Si les associés des sociétés à responsabilité illimitée répondent des dettes sociales de la société, les créanciers ne peuvent pas pour autant leur réclamer le paiement de celles-ci comme bon leur semble.
I. Nature de la responsabilité des associés selon la forme juridique
À titre de rappel, l’étendue de la responsabilité des associés à l’égard des dettes sociales d’une société dépend de sa forme juridique. Les différents types de société peuvent être regroupés en deux catégories :
• Les sociétés dites « à risque limité », comprenant les sociétés par actions(SAS, SA, SCA)
et les SARL. Dans ce cadre, le risque est restreint à la perte des apports seulement.
Autrement dit les associés ne sont tenus des dettes sociales que dans la limite du montant
de leurs apports en capital social et de leurs apports en compte courant d’associé.
• Les sociétés dites « à risque illimité », comprenant les SNC, SCS, et les sociétés civiles.
Ici, la responsabilité des associés n’est pas limitée à leurs apports. De ce fait, ils pourront être poursuivis sur leur patrimoine personnel pour payer les dettes sociales. Il convient de préciser, qu’une seconde distinction doit toutefois être opérée.
En effet, pour ce qui est des sociétés civiles, notamment les SCI, les associés sont responsables de manière indéfinie et conjointe.
Cela signifie que l’obligation de l’associé est limitée à la proportion de la dette sociale correspondant à celle de ses droits sociaux.
Quant aux SNC, la responsabilité des associés est indéfinie et solidaire.
La conséquence est la suivante :
le créancier pourra poursuivre n’importe quel associé pour la totalité de la dette. Dans cette hypothèse, il appartiendra à l’associé A qui a réglé l’intégralité de la dette, de se retourner contre l’associé B en proportion des droits sociaux qu’il détient.

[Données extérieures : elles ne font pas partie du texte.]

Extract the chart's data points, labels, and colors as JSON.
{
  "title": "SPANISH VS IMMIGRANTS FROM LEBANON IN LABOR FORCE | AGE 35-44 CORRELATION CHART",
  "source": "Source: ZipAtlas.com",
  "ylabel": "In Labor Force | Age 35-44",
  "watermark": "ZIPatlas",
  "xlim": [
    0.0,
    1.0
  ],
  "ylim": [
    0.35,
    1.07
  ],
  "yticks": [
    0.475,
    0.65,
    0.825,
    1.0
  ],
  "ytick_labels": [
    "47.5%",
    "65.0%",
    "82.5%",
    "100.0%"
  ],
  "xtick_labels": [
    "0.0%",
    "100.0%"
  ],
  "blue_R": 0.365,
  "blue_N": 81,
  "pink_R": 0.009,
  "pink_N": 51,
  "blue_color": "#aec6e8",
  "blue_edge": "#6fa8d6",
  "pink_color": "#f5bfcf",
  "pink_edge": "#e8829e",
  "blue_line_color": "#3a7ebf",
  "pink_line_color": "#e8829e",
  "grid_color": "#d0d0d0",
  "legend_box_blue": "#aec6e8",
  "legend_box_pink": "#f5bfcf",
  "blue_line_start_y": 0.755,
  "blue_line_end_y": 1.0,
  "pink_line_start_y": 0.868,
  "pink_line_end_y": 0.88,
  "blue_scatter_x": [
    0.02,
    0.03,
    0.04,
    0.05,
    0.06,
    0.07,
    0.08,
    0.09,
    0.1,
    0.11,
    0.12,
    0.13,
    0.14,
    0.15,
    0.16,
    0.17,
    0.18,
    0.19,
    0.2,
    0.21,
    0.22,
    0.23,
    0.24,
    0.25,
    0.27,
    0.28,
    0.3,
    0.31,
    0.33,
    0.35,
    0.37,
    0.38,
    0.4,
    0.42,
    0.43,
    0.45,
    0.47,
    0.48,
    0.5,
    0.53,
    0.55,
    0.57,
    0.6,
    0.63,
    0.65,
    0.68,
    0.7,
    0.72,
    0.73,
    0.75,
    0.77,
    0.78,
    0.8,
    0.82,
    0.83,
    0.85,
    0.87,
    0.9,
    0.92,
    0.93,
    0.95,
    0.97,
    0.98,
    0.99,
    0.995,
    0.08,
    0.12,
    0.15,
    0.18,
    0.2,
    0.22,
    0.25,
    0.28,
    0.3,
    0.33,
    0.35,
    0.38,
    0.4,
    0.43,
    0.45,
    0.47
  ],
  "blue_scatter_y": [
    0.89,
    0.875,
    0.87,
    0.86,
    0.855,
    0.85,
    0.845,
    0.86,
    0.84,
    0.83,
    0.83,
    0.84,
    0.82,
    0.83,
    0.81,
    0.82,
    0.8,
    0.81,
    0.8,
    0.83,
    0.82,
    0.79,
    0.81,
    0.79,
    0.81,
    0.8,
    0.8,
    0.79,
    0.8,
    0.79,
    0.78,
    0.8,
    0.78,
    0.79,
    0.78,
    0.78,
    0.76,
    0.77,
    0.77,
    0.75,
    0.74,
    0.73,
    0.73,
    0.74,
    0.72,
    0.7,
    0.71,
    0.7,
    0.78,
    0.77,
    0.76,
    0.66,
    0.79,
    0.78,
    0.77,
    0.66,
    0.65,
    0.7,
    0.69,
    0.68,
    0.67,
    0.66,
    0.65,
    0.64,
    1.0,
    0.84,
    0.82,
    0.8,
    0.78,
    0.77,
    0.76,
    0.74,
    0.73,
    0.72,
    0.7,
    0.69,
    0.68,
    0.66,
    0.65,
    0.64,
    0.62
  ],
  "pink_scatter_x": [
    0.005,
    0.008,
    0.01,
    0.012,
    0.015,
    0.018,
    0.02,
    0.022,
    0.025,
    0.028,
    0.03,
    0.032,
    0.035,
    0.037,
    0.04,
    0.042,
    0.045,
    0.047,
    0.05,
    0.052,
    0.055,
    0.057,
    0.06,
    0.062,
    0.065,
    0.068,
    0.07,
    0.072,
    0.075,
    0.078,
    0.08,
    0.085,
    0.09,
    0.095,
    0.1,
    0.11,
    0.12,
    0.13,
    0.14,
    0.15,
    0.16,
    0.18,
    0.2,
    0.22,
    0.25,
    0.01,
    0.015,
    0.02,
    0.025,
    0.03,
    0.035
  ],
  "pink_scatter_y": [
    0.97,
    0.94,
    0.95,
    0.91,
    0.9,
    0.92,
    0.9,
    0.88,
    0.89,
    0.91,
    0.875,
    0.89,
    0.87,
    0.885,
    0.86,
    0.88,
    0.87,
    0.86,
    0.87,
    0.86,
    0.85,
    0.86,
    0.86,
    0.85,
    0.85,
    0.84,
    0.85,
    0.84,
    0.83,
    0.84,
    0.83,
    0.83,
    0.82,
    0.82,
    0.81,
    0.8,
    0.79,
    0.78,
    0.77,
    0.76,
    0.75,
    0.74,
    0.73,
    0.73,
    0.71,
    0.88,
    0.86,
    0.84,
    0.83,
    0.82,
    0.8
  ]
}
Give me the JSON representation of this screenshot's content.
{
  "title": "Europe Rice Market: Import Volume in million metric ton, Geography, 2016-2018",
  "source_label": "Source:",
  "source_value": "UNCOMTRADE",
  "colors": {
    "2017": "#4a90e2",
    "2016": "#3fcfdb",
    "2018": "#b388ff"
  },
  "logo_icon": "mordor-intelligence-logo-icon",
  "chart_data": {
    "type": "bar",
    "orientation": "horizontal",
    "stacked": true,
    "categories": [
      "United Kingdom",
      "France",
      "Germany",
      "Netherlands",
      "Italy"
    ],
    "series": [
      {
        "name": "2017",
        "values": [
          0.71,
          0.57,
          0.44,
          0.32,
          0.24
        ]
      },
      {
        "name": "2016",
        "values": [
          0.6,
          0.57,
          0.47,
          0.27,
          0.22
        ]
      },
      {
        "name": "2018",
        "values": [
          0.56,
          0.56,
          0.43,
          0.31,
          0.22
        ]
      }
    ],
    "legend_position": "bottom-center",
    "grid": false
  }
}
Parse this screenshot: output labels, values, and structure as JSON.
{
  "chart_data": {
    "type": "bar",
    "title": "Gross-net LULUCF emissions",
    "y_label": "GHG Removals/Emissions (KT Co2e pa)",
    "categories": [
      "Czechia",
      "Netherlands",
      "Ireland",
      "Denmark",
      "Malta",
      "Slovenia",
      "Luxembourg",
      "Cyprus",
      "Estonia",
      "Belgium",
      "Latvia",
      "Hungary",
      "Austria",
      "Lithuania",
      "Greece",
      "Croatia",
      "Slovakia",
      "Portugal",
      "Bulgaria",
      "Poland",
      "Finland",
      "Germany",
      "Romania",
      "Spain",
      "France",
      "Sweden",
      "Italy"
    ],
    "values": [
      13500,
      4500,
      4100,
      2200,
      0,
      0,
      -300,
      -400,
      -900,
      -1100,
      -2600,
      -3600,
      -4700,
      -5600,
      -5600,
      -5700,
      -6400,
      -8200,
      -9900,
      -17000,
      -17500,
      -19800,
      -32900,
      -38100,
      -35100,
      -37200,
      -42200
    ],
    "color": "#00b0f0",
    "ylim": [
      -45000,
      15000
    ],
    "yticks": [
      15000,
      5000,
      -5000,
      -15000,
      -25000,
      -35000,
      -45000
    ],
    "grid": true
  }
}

Ce sont les dispositions des articles 1857 à 1860 du Code civil qui fixent le droit commun applicable en matière d’engagement des associés à l’égard des tiers. Il en résulte que la responsabilité des associés a un caractère subsidiaire qui implique des poursuites préalables et vaines contre la société.
En conséquence, le créancier de la société n’ayant pas réussi à obtenir le paiement de sa créance peut se retourner contre les associés. Dans certains cas, ces poursuites peuvent être limitées à une simple mise en demeure de payer infructueuse.
L’administration fiscale vient de commenter ces dispositions notamment en matière de prescription (BOI-REC-SOLID-20-10-10, 1er juin 2022).
II. Règles applicables en matière de prescription
A. Prescription de l’action contre les associés non-liquidateurs
En vertu de l’article 1859 du Code civil « toutes les actions contre les associés non-liquidateurs ou leurs héritiers et ayants cause se prescrivent par cinq ans à compter de la publication de la dissolution de la société ».
Il en résulte que la publication du jugement de clôture de la liquidation judiciaire pour insuffisance d’actif de la société au bulletin officiel des annonces civiles et commerciales (BODACC) constitue le point de départ de la prescription de l’action décrite. Ainsi, dès lors que la prescription de cinq ans est acquise, il n’est plus possible de mettre en cause les associés (BOI-REC-SOLID-20-10-10, 1er juin 2022, §440).
En ce qui concerne les sociétés commerciales, l’article L. 237-13 du Code de commerce, prévoit que le délai de prescription de l’action à l’égard des associés est de cinq ans à compter de la publication de la dissolution de la société au registre du commerce et des sociétés.
Néanmoins, ces dispositions ne précisent pas dans quel délai peut agir le créancier à l’égard des associés après avoir vainement poursuivi la société. La Cour de Cassation a récemment tranché la
question.
B. Point de départ de la prescription de l’action contre l’associé
À l’occasion d’un litige opposant une banque à un des associés de la société ayant souscrit un emprunt qu’elle a été défaillante à rembourser, la Cour de Cassation a aligné le point de départ de la prescription de l’action à l’encontre de l’associé sur celui de l’action à l’encontre de la société (Cour de cassation 3ème chambre civile 19 janvier 2022 n° 202205).
Elle a affirmé que le délai dont dispose le créancier de la société civile pour agir en paiement contre un associé ne commence pas à courir au moment où est constatée la vaine poursuite préalable de la société. Le créancier qui dispose de 5 ans pour recouvrer sa créance à l’encontre de la société civile, est également tenu par ce même délai à l’encontre de l’associé, et ce compte tenu du principe de subsidiarité.
Donc la haute Cour, a considéré prescrite l’action du créancier contre l’associé pour ne pas avoir agi dans le délai de 5 ans à compter de la naissance de la créance à l’encontre de la société.